Experimental Results
The experimental results demonstrate MMaDA's capabilities across three critical tasks: textual reasoning, multimodal understanding, and text-to-image generation. MMaDA-8B surpasses powerful models like LLaMA-3-7B and Qwen2-7B in textual reasoning, outperforms Show-o and SEED-X in multimodal understanding, and excels over SDXL and Janus in text-to-image generation. Ablation studies validate the effectiveness of the Mixed Long-CoT fine-tuning and UniGRPO stages. The synergy across modalities is illustrated below.
Figure 2: Qualitative Illustration of Synergy Across Modalities, highlighting the mutually beneficial nature of the unified training framework across text generation, multimodal understanding, and image generation.

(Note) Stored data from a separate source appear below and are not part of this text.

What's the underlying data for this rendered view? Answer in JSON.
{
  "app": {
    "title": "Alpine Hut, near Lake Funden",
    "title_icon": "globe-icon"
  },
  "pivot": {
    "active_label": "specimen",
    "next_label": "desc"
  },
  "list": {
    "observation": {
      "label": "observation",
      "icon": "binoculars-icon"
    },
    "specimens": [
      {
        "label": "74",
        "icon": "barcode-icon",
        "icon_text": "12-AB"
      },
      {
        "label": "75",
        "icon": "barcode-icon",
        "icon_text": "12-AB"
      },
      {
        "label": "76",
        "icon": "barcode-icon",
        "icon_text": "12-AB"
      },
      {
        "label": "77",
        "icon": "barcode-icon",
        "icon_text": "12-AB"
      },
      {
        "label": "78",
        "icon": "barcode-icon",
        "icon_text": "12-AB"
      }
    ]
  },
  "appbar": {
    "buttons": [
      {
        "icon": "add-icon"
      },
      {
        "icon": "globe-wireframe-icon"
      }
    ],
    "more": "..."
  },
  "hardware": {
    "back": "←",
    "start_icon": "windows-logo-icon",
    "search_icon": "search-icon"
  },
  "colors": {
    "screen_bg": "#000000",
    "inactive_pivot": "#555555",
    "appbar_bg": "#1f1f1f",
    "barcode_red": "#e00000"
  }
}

Furthermore, MMaDA exhibits flexible sampling strategies at inference time, including semi-autoregressive sampling for text generation and parallel non-autoregressive sampling for image generation. Ablation studies demonstrate the impact of different masking strategies and the benefits of uniformly random masking. MMaDA also demonstrates a natural ability to perform inpainting and extrapolation without additional fine-tuning.
Conclusion
The work presents MMaDA, a unified diffusion foundation model that integrates textual reasoning, multimodal understanding, and generation within a single probabilistic framework. MMaDA systematically explores the design space of diffusion-based foundation models and proposes novel post-training strategies. The results highlight the potential of diffusion models as a next-generation foundation paradigm for multimodal intelligence.